The technology exists to do this now.
-PJ
I used to agree with this. My main concern is somebody or some group, backed by massive funding, being able to find a vulnerability to specifically NOT disclose it. Then use it as desired.
It’s just far more difficult to commit widespread fraud with paper ballots and manual counting, with lots of eyes. Otherwise, it can be done with a click, seen by nobody.
I’m 100% in agreement.
I DO worry about putting the government (FEC) in charge of developing such software, though. The government is probably less trustworthy than Dominion.
2) That the code should undergo a regular challenge where vulnerabilities are exposed and penetration of the system is tested on a bi-annual frequency.
3) There be a law passed that requires the use of the open source voting system.

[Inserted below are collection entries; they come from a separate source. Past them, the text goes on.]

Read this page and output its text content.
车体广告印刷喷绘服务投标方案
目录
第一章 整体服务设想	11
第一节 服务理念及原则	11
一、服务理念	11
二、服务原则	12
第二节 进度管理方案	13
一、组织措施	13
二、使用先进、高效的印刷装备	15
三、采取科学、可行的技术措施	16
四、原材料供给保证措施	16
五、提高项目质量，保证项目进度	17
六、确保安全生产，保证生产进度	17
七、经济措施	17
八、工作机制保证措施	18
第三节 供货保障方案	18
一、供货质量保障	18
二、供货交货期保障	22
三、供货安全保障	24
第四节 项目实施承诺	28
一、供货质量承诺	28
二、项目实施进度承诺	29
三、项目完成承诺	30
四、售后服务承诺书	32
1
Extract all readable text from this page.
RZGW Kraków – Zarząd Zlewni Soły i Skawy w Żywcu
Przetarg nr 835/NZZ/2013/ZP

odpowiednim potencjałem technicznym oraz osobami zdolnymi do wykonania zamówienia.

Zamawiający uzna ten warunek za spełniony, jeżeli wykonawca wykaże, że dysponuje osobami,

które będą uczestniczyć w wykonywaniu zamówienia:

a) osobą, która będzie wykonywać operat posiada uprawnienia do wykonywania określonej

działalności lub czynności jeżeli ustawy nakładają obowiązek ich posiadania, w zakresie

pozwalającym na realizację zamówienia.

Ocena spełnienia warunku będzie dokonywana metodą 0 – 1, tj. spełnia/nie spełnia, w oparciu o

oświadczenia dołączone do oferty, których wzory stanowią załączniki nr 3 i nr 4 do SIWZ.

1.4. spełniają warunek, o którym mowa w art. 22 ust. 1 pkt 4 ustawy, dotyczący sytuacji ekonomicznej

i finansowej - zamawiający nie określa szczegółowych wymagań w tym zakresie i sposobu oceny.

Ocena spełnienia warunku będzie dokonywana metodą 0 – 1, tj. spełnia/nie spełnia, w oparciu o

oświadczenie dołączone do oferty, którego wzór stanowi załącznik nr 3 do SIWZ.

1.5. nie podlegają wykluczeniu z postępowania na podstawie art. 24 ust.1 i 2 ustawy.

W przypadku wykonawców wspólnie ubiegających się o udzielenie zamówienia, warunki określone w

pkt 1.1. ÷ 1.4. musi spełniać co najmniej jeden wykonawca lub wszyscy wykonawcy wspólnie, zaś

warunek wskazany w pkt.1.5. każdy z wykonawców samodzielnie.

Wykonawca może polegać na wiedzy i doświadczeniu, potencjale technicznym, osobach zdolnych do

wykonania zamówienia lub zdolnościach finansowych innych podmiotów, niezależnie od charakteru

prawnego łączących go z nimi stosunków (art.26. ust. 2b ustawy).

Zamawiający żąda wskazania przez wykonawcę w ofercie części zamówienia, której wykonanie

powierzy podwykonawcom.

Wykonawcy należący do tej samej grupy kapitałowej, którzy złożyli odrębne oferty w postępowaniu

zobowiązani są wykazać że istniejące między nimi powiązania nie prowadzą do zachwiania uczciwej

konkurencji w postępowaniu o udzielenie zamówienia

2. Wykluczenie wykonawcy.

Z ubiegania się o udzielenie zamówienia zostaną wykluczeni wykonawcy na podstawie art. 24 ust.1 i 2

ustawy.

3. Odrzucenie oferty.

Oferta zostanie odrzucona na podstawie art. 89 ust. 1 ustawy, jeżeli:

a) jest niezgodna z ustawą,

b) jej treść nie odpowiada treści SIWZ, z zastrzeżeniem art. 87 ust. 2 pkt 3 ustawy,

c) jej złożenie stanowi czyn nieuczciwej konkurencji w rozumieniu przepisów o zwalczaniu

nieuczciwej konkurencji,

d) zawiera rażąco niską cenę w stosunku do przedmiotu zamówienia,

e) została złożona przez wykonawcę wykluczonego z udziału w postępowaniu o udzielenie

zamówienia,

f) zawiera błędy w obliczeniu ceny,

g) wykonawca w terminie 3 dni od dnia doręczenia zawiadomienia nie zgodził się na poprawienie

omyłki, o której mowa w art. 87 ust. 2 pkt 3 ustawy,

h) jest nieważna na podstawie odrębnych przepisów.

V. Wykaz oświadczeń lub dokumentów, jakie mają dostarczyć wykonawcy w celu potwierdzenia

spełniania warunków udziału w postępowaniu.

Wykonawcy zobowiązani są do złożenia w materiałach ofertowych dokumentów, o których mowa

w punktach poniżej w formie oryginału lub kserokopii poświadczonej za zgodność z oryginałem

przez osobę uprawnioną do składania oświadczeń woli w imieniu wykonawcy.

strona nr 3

It is easy to go even farther. Image used to initially load the machine can be an ISO, and the SHASUM of the ISO can be published and validated by any person with a laptop with a CD Drive. Similarly, any binary used should have a public signature that can be validated. You can even have software what will automatically check binaries and shut down the machine if tampering is detected.
None of this is rocket science.I would also recommend that the operating system of the machine be an SE-enabled version of Linux.
Any device with the correct hardware specs should be able to act as a testing platform, and ALL code MUST be OPEN SOURCE.
If you want us to trust computers, they all must be completely transparent in all aspects. Any hidden components are instantly suspect.